Thursday, 30 January 2020

VAT CASH RECEIPT APPROACH




VAT CASH RECEIPT APPROACH

This optional special scheme allows that sales and services are recorded as revenues for VAT purposes when they are collected, deferring declaration and payment of output VAT. Consequently, input VAT can only be deducted when purchases are paid.

However, the cutoff date for the deferral is the 31st of December of the year following the performance of the operation.

SUBJECTIVE REQUIREMENTS

Cash receipt approach can only be applied to taxable persons whose turnover in the previous calendar year has not exceeded €2.000.000. To calculate the turnover, VAT law takes:

·         all sales and services,

·         excluding

o   VAT

o   Sales equalization percentage (where appropriate)

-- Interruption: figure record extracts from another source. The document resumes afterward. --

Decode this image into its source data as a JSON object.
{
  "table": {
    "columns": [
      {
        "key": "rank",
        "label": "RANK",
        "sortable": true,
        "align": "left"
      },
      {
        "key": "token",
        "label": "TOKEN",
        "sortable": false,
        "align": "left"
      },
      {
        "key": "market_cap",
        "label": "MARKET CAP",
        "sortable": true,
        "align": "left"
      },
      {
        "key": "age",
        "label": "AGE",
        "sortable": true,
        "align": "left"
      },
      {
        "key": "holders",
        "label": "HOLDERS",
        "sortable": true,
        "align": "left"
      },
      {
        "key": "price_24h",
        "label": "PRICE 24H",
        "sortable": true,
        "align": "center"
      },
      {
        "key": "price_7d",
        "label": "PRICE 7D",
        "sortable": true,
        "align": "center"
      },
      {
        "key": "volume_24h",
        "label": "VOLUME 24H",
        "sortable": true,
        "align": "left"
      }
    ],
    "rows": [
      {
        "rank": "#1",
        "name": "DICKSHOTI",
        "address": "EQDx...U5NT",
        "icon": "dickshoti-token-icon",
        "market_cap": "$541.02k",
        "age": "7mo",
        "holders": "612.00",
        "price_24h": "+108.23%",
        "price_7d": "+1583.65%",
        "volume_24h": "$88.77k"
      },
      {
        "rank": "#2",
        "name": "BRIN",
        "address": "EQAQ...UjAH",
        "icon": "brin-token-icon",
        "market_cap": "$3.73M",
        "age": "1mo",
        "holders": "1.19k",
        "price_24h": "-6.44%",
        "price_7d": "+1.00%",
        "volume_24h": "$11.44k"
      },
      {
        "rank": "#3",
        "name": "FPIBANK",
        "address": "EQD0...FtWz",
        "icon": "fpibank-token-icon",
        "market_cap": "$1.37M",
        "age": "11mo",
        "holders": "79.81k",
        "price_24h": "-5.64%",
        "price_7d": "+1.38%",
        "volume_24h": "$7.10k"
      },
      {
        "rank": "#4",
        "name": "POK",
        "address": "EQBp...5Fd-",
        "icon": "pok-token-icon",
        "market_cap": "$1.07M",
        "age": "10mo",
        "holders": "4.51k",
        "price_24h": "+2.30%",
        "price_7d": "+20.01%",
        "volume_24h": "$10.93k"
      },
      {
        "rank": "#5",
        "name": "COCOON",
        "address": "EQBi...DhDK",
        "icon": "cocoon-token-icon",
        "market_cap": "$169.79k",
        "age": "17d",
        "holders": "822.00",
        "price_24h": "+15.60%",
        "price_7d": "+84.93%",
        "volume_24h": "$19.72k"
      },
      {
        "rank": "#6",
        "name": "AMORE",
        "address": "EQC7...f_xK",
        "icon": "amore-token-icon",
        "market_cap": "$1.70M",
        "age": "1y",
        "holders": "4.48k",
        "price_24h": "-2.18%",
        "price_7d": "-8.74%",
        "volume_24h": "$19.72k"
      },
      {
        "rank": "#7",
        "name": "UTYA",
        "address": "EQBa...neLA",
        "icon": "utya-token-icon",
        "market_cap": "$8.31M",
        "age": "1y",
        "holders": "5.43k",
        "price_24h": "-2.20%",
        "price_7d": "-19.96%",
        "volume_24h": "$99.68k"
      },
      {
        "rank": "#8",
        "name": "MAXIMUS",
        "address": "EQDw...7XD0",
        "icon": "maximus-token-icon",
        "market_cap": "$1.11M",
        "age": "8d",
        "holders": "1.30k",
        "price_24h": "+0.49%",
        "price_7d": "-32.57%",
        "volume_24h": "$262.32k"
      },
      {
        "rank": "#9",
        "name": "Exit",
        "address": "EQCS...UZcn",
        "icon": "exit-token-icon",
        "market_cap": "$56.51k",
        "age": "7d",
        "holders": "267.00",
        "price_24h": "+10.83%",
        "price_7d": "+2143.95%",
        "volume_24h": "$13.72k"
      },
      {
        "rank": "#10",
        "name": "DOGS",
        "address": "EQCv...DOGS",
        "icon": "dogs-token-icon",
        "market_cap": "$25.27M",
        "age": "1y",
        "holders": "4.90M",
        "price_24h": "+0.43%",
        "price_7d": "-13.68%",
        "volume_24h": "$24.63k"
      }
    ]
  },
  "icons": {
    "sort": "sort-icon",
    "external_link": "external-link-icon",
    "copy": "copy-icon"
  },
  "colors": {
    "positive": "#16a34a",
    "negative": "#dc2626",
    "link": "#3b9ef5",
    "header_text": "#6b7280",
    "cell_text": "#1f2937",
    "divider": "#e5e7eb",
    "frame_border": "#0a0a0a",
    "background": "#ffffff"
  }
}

o   Sales and services provided in previous years (where appropriate),

o   Occasional supply of real estate,

o   Supply of capital goods,

o   Supply of investment gold,

o   Financial operations

Operations excluded of cash receipt approach are considered to be carried out at the time of the operation.

OBJECTIVE REQUIREMENTS

Cash approach can be applied to all operations carried out in the territory of application of the tax but for

·         operations in simplified scheme or in the special schemes of agriculture, equalization, investment gold, services provide electronically or group of entities;

·         exports and EU operations;

·         EU acquisitions;

·         operations with reversal of taxable person;

·         imports and assimilated operations and

·         own use of goods and services.

CHARACTERISTICS OF THIS SPECIAL SCHEME

VAT is accrued at the time of total or partial collection and only for the amounts actually collected. Consequently, the moment of collection must be proved.

The right to deduct input VAT arises at the time of total or partial collection, with a cutoff date of 31st December of the year following the performance of the operation.